Things didn’t go as planned and Verdi never managed to play at high level on regular basis. He closed his season with two goals and six assists, not the kind of performance you expect from the player who was supposed to lead Torino to another Europa League qualification.
It will be hard for him to get another chance at a big club and he needs to react quickly otherwise, in the latter part of career, he’s destined for a role in the supporting-cast for teams involved in the relegation fight.
Ionut Radu (Parma)
You have to feel a little bit sorry for the Romanian goalkeeper. He was enjoying a good season with Genoa but then in January Enrico Preziosi bought Mattia Perin back from Juventus, giving him the starting role.
In order to play, Radu decided to leave Genoa and go on loan to Parma, who back then needed a goalkeeper to replace Luigi Sepe, who was out with an injury.
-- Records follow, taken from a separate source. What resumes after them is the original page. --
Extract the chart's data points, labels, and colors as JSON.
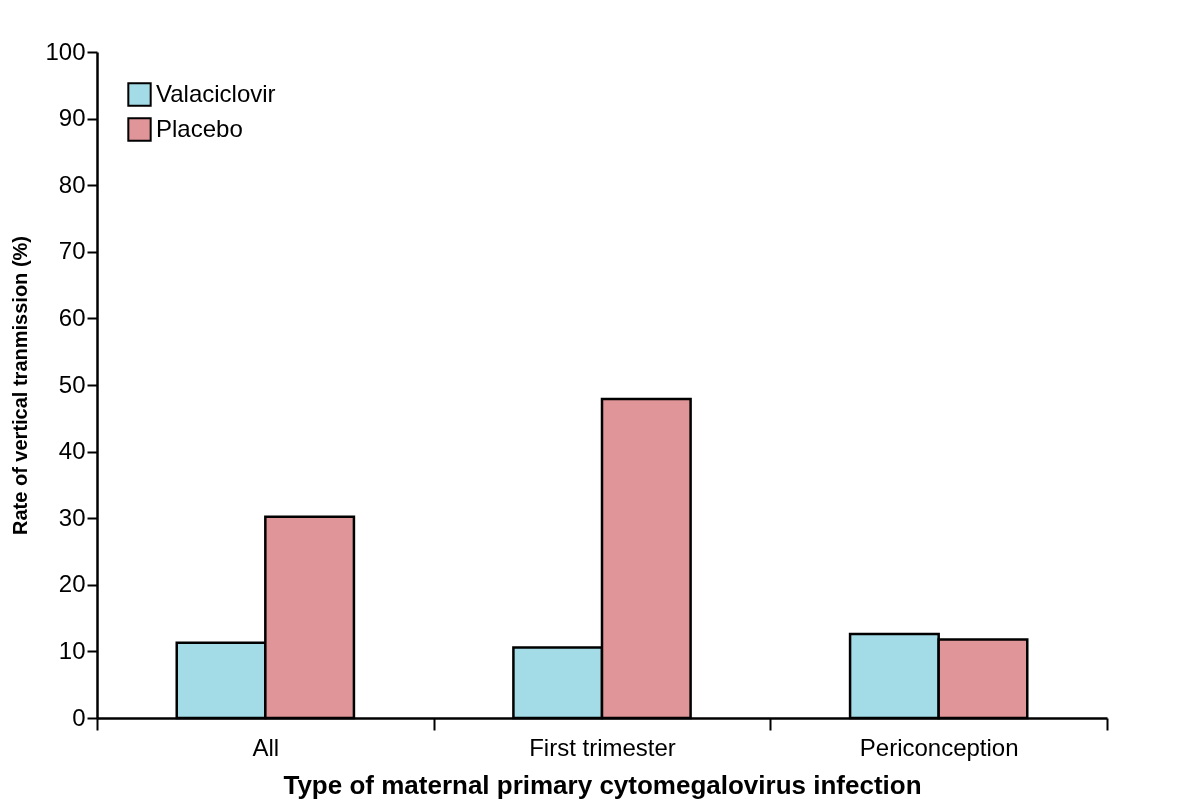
{
  "chart_data": {
    "type": "bar",
    "xlabel": "Type of maternal primary cytomegalovirus infection",
    "ylabel": "Rate of vertical tranmission (%)",
    "categories": [
      "All",
      "First trimester",
      "Periconception"
    ],
    "series": [
      {
        "name": "Valaciclovir",
        "color": "#a3dce6",
        "values": [
          11.3,
          10.6,
          12.6
        ]
      },
      {
        "name": "Placebo",
        "color": "#e09599",
        "values": [
          30.2,
          47.9,
          11.8
        ]
      }
    ],
    "ylim": [
      0,
      100
    ],
    "yticks": [
      0,
      10,
      20,
      30,
      40,
      50,
      60,
      70,
      80,
      90,
      100
    ],
    "grid": false,
    "legend": "top left"
  }
}
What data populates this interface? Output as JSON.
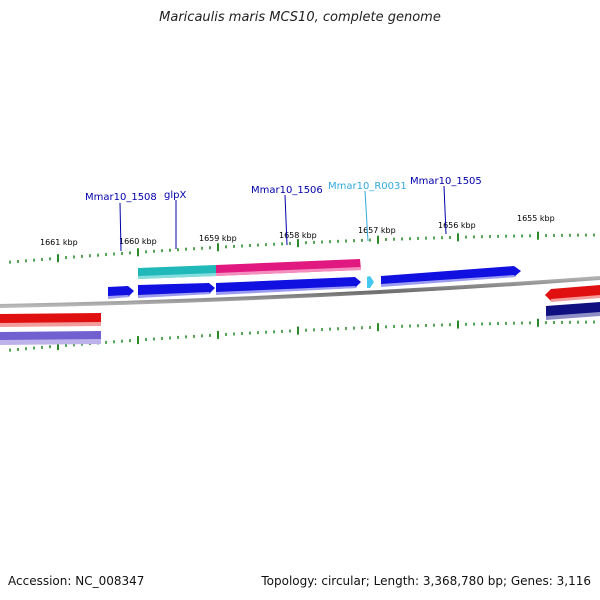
{
  "title": "Maricaulis maris MCS10, complete genome",
  "footer": {
    "accession": "Accession: NC_008347",
    "summary": "Topology: circular; Length: 3,368,780 bp; Genes: 3,116"
  },
  "colors": {
    "tick": "#2a8a2a",
    "backbone": "#888888",
    "label_gene": "#0000aa",
    "label_rna": "#33aadd",
    "cds_forward": "#1010e0",
    "cds_teal": "#20b8b8",
    "cds_pink": "#e01880",
    "cds_red": "#e01010",
    "cds_purple": "#7060d0",
    "cds_navy": "#101080",
    "rna": "#44c8f0"
  },
  "kbp_labels": [
    "1661 kbp",
    "1660 kbp",
    "1659 kbp",
    "1658 kbp",
    "1657 kbp",
    "1656 kbp",
    "1655 kbp"
  ],
  "gene_labels": [
    {
      "text": "Mmar10_1508",
      "kind": "gene"
    },
    {
      "text": "glpX",
      "kind": "gene"
    },
    {
      "text": "Mmar10_1506",
      "kind": "gene"
    },
    {
      "text": "Mmar10_R0031",
      "kind": "rna"
    },
    {
      "text": "Mmar10_1505",
      "kind": "gene"
    }
  ]
}
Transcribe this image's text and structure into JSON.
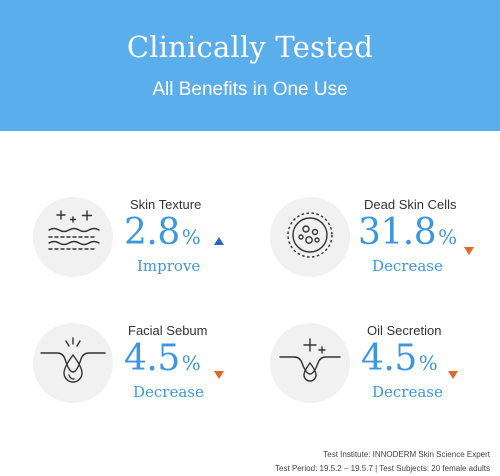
{
  "header": {
    "title": "Clinically Tested",
    "subtitle": "All Benefits in One Use",
    "background_color": "#5aaeeb"
  },
  "stats": [
    {
      "label": "Skin Texture",
      "value": "2.8",
      "unit": "%",
      "trend": "up",
      "result": "Improve",
      "icon": "skin-texture-sparkle-icon"
    },
    {
      "label": "Dead Skin Cells",
      "value": "31.8",
      "unit": "%",
      "trend": "down",
      "result": "Decrease",
      "icon": "dead-skin-cells-icon"
    },
    {
      "label": "Facial Sebum",
      "value": "4.5",
      "unit": "%",
      "trend": "down",
      "result": "Decrease",
      "icon": "sebum-drop-icon"
    },
    {
      "label": "Oil Secretion",
      "value": "4.5",
      "unit": "%",
      "trend": "down",
      "result": "Decrease",
      "icon": "oil-secretion-sparkle-icon"
    }
  ],
  "colors": {
    "accent": "#3d97df",
    "up_arrow": "#2a63c7",
    "down_arrow": "#e2662a",
    "circle_bg": "#f1f1f1"
  },
  "footer": {
    "institute": "Test Institute: INNODERM Skin Science Expert",
    "period": "Test Period: 19.5.2 – 19.5.7 | Test Subjects: 20 female adults"
  }
}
Then the plot twist came with Parma’s caoch Roberto D’Aversa deciding to give Simone Colombi, the 29-year-old back-up with only six appearances in Serie A, the starting role for the four games that Sepe missed. Finally, Sepe came back from his injury, reclaiming his starting role and Radu didn’t play a single minute in his Parma stint, making his choice to leave Genoa a terrible one.
At least the future looks bright for him as next season he will be Samir Handanovic’s back-up at Inter and maybe in a couple of years he will be the starter.
Aaron Ramsey (Juventus)
If Adrien Rabiot managed to save his season by performing at high levels after the suspension for the pandemic, Aaron Ramsey missed this chance and ended his first season with Bianconeri on a negative note.
He scored some crucial goals, like the one against Inter, but he never proved to be an elite player who could have helped Juventus in raising their game.
Injuries, as usual in his career, played a big factor in his performances but it also has to be said that Maurizio Sarri never found a clear position for him. Ramsey’s best games came by playing as a trequartista but he lost his starting role when the former Chelsea coach swapped to a 4-3-3.
In midfield, with Miralem Pjanic and Rodrigo Bentancur almost untouchable, the last spot has been occupied by Blaise Matuidi first and then Rabiot, two players who fit Cristiano Ronaldo’s style of play better than the former Arsenal player.
To sum it up, Ramsey isn’t that important for Juventus and it looks like that there isn’t much space for him in the future.